If the Mets used a six-man staff the remainder of the year, five starters would have 12 starts left and the other would have 13. With neither Colon nor Niese having restrictive innings limits, either could take the extra start. Also deGrom would not have trouble making 13 starts, even if we up his average innings to seven. More importantly, both Harvey and Syndergaard would be just over their innings goal with an average of six innings over 12 starts. Those 72 innings would put Harvey 3.1 innings over and Syndergaard 5.1 innings over, both realistic overage numbers.
So, who takes Matz’ place as sixth starter? The early favorite would be Dillon Gee because of his MLB experience. Logan Verrett should also be in the conversation. Neither one is likely to offer the upside of Matz. That’s why the news yesterday of Rafael Montero returning to live action is so encouraging. In Matz’ two starts this year, he had Game Scores of 64 and 74. Montero had Game Scores of 68 and 71 last year. Gee only topped 60 in Game Scores two times in his last 20 starts. Gee did have two starts last year with Game Scores in the 70s but both happened in April and it’s hard (for me at least) to imagine him coming back from the beatings he’s suffered recently in Las Vegas to deliver his April 2014 form.
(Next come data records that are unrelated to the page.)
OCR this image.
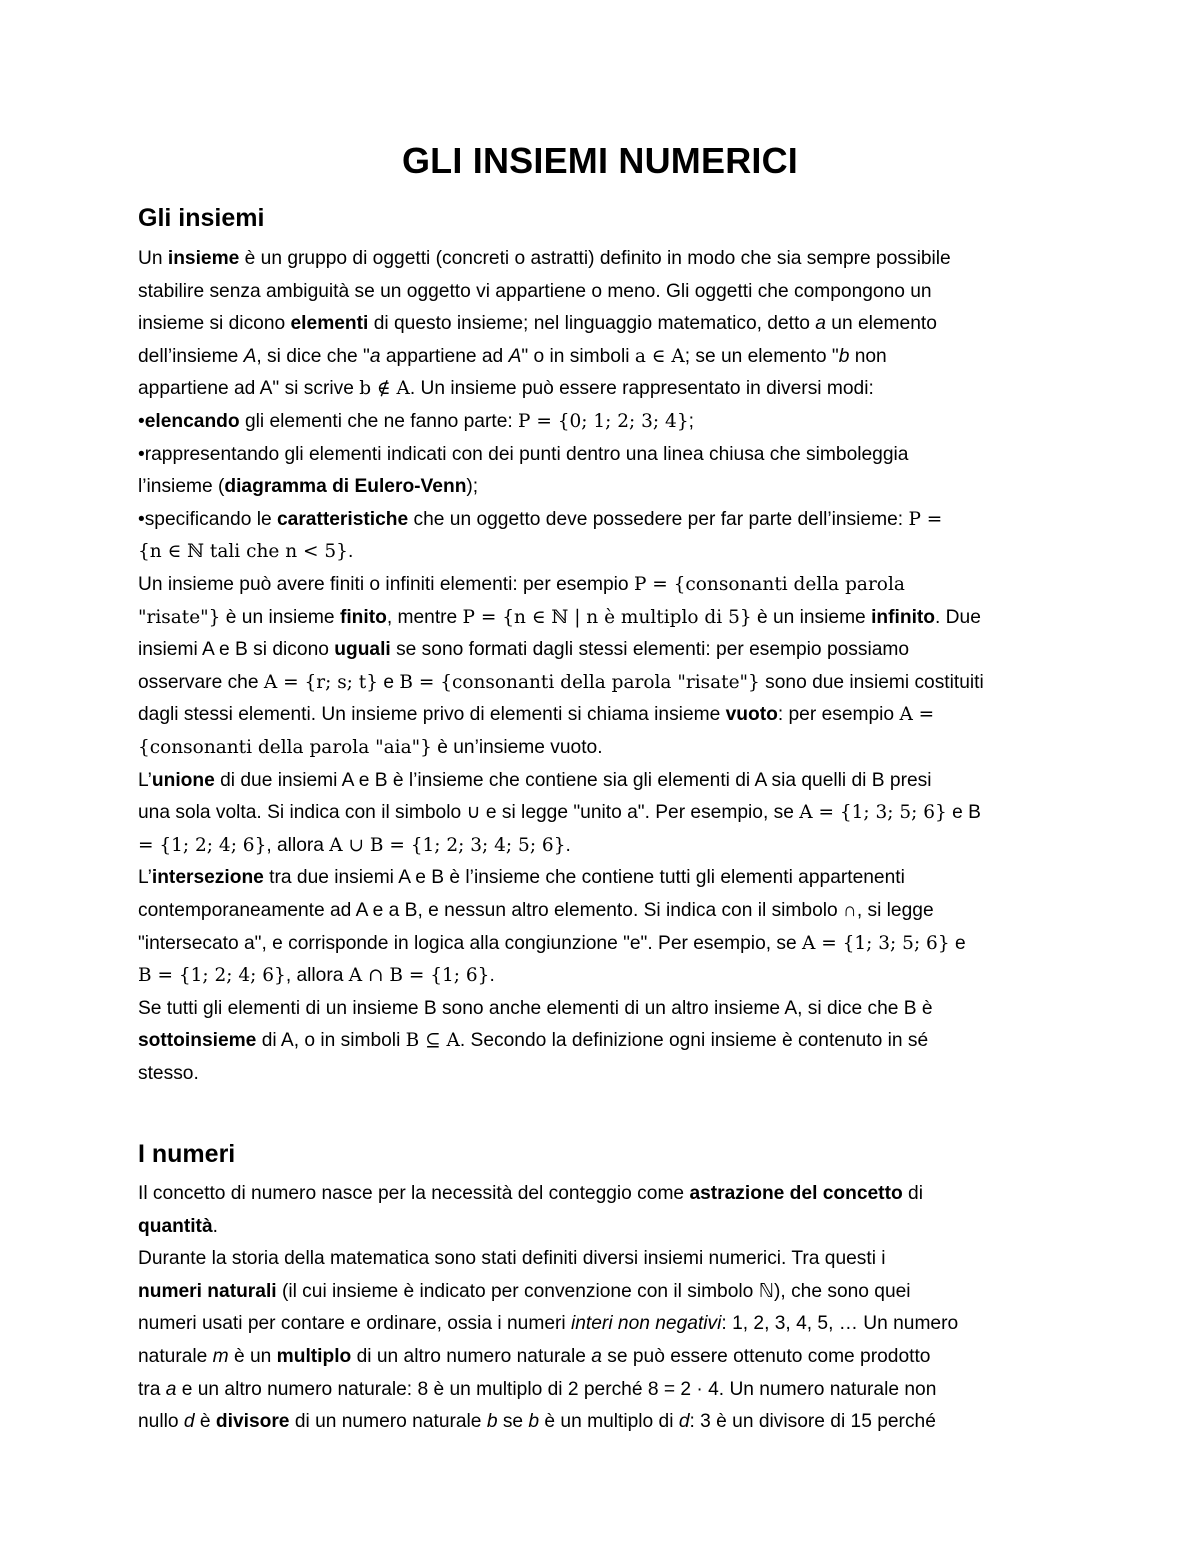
GLI INSIEMI NUMERICI
Gli insiemi
Un insieme è un gruppo di oggetti (concreti o astratti) definito in modo che sia sempre possibile
stabilire senza ambiguità se un oggetto vi appartiene o meno. Gli oggetti che compongono un
insieme si dicono elementi di questo insieme; nel linguaggio matematico, detto a un elemento
dell’insieme A, si dice che "a appartiene ad A" o in simboli a ∈ A; se un elemento "b non
appartiene ad A" si scrive b ∉ A. Un insieme può essere rappresentato in diversi modi:
•elencando gli elementi che ne fanno parte: P = {0; 1; 2; 3; 4};
•rappresentando gli elementi indicati con dei punti dentro una linea chiusa che simboleggia
l’insieme (diagramma di Eulero-Venn);
•specificando le caratteristiche che un oggetto deve possedere per far parte dell’insieme: P =
{n ∈ ℕ tali che n < 5}.
Un insieme può avere finiti o infiniti elementi: per esempio P = {consonanti della parola
"risate"} è un insieme finito, mentre P = {n ∈ ℕ | n è multiplo di 5} è un insieme infinito. Due
insiemi A e B si dicono uguali se sono formati dagli stessi elementi: per esempio possiamo
osservare che A = {r; s; t} e B = {consonanti della parola "risate"} sono due insiemi costituiti
dagli stessi elementi. Un insieme privo di elementi si chiama insieme vuoto: per esempio A =
{consonanti della parola "aia"} è un’insieme vuoto.
L’unione di due insiemi A e B è l’insieme che contiene sia gli elementi di A sia quelli di B presi
una sola volta. Si indica con il simbolo ∪ e si legge "unito a". Per esempio, se A = {1; 3; 5; 6} e B
= {1; 2; 4; 6}, allora A ∪ B = {1; 2; 3; 4; 5; 6}.
L’intersezione tra due insiemi A e B è l’insieme che contiene tutti gli elementi appartenenti
contemporaneamente ad A e a B, e nessun altro elemento. Si indica con il simbolo ∩, si legge
"intersecato a", e corrisponde in logica alla congiunzione "e". Per esempio, se A = {1; 3; 5; 6} e
B = {1; 2; 4; 6}, allora A ∩ B = {1; 6}.
Se tutti gli elementi di un insieme B sono anche elementi di un altro insieme A, si dice che B è
sottoinsieme di A, o in simboli B ⊆ A. Secondo la definizione ogni insieme è contenuto in sé
stesso.
I numeri
Il concetto di numero nasce per la necessità del conteggio come astrazione del concetto di
quantità.
Durante la storia della matematica sono stati definiti diversi insiemi numerici. Tra questi i
numeri naturali (il cui insieme è indicato per convenzione con il simbolo ℕ), che sono quei
numeri usati per contare e ordinare, ossia i numeri interi non negativi: 1, 2, 3, 4, 5, … Un numero
naturale m è un multiplo di un altro numero naturale a se può essere ottenuto come prodotto
tra a e un altro numero naturale: 8 è un multiplo di 2 perché 8 = 2 · 4. Un numero naturale non
nullo d è divisore di un numero naturale b se b è un multiplo di d: 3 è un divisore di 15 perché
At a bare minimum, Montero would need at least four more rehab starts before he could be ready for MLB action and that’s assuming no setbacks. The rose colored glasses view could have him available to pitch on August 8. But as long as we’re talking about best-case scenarios, that’s also right about the time that Matz could return, too. Yet we know when it comes to the Mets and injuries, the best-case scenario never happens. If history is any guide, it’s much more likely that one of the other five starters goes down with an injury then it is for Matz to return in three weeks.
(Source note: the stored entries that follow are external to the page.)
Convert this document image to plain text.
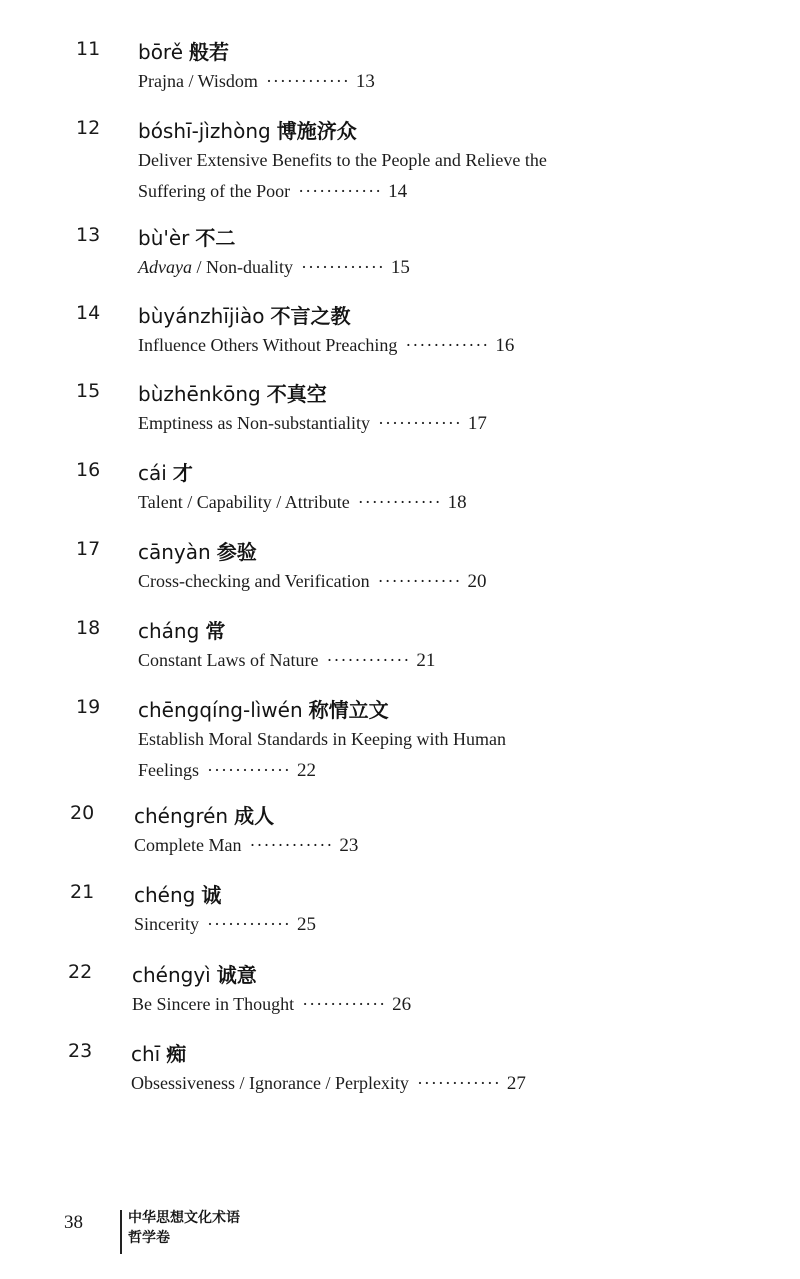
11 bōrě 般若
Prajna / Wisdom ············ 13
12 bóshī-jìzhòng 博施济众
Deliver Extensive Benefits to the People and Relieve the Suffering of the Poor ············ 14
13 bù'èr 不二
Advaya / Non-duality ············ 15
14 bùyánzhījiào 不言之教
Influence Others Without Preaching ············ 16
15 bùzhēnkōng 不真空
Emptiness as Non-substantiality ············ 17
16 cái 才
Talent / Capability / Attribute ············ 18
17 cānyàn 参验
Cross-checking and Verification ············ 20
18 cháng 常
Constant Laws of Nature ············ 21
19 chēngqíng-lìwén 称情立文
Establish Moral Standards in Keeping with Human Feelings ············ 22
20 chéngrén 成人
Complete Man ············ 23
21 chéng 诚
Sincerity ············ 25
22 chéngyì 诚意
Be Sincere in Thought ············ 26
23 chī 痴
Obsessiveness / Ignorance / Perplexity ············ 27
38	中华思想文化术语
哲学卷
Therefore, we should resign ourselves to seeing Gee or Verrett until either Matz or Montero is ready to return to action. That is unless the Mets decide to put Harvey and Syndergaard on the DL at some point with a phantom injury to solve the innings problem once one of the M & M boys return. Of course, the Mets could also solve this issue by not being so dogmatic about the 30-inning increase.